The following section is a mere segment from a much longer article by Rav Yitzchok Hutner (A Path Through the Ashes, p. 52) (emphasis mine):

  • “Much of our education has been permeated with the ‘sunny side of Judaism,’ resulting from cowardice and failure of will to deal with the misfortunes of Klal Yisrael. Yet, here is one of the sources of our uniqueness.
  • We are happy to teach our children of our ‘chosenness’ in mitzvos (commandments) and our closeness to G-d.
  • Yet, at our peril, we ignore the fact that there are three different portions of tochachah, rebuke and promise of punishment in the Torah (Bechukosai, Ki Savo, Nitzavim-Vayeilech).
  • We must learn these parts of the Torah with our children as well as the ‘sunnier’ portions.
  • These portions must become as much a part of the Jewish psyche as the mitzvos we strain so hard to imbue.
  • Thus, when a Jewish child – or indeed, adult – hears for the first time of Yiddishe tzaros (the suffering of the Jewish People), he will not be shocked by a contradiction to what he has learned, but will see the living proof of the Torah he has absorbed.”
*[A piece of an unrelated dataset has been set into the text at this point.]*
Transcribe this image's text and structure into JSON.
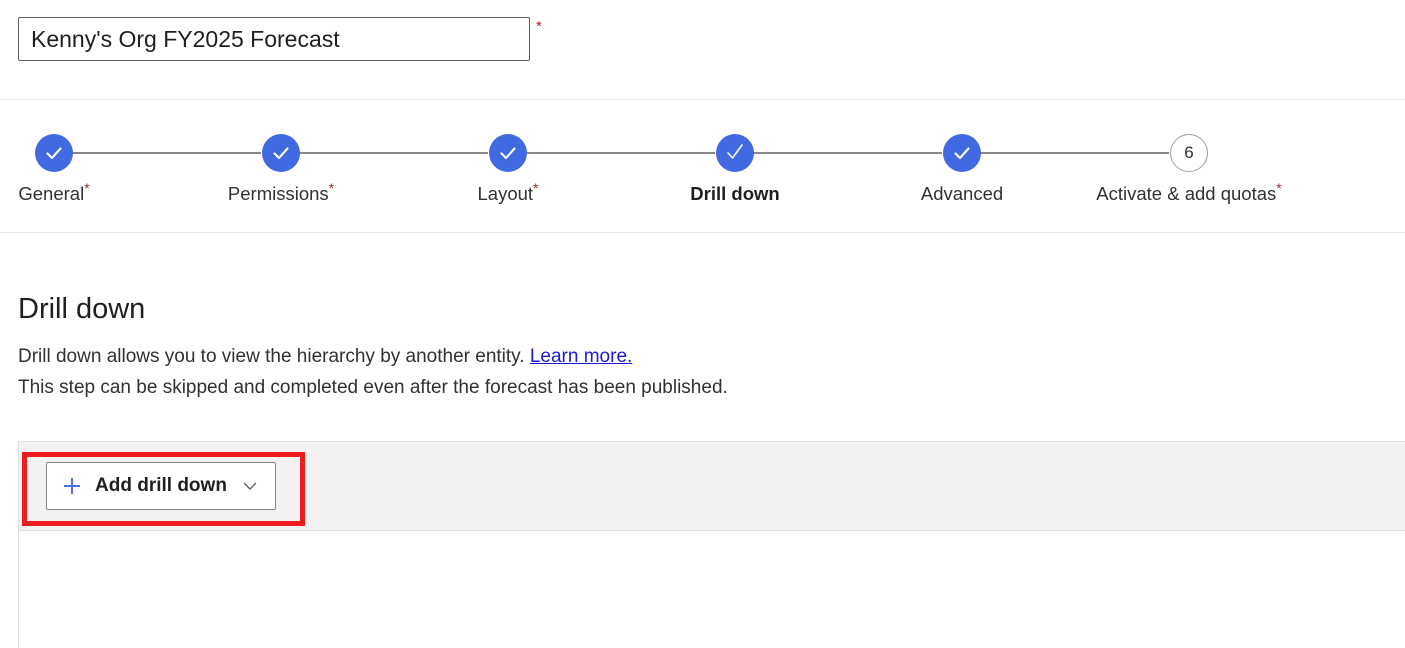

Who would deny that what we are living through during this time of the Coronavirus war and now the parallel riots, looting, and curfews that have hit America, and no doubt many of the Jewish business owners who businesses have been attacked by ganavim and gazlanim (robbers and looters) as a time of tochachah (rebuke) from Above! Not as radical as the Holocaust itself, but certainly with clear and obvious reminders of Kristallnacht – The Night of Broken Glass in 1938.

As Wikipedia describes it: “The name Kristallnacht ("Crystal Night") comes from the shards of broken glass that littered the streets after the windows of Jewish-owned stores, buildings and synagogues were smashed.” And now we have a whiff of that too! Obviously and mercifully not as bad as the Nazis’ havoc in 1938, but we have experienced true chaos in 2020.

Add to this mix in the USA the dangers stemming from right wing neo-Nazi and outright Fascist groups in alliance with radical Islamic adherents, and we have before us a lethal brew of trouble and trouble-makers stirring the pot and inciting each other to more and more anti-American and antisemitic violance.

Jewish history is not over quite yet, we have a way to go, and the troubles are all around us. Rav Hutner teaches not to be surprised by all this, it stems from what has been foreseen and predicted in the Torah. Prayerfully we beseech G-d that the worst is behind us and that we have paid our collective dues with the Six Million Kedoshim (martyrs) from 1939 to 1945, in addition to victims of terrorism and those who fell in Israel in the wars against Jews.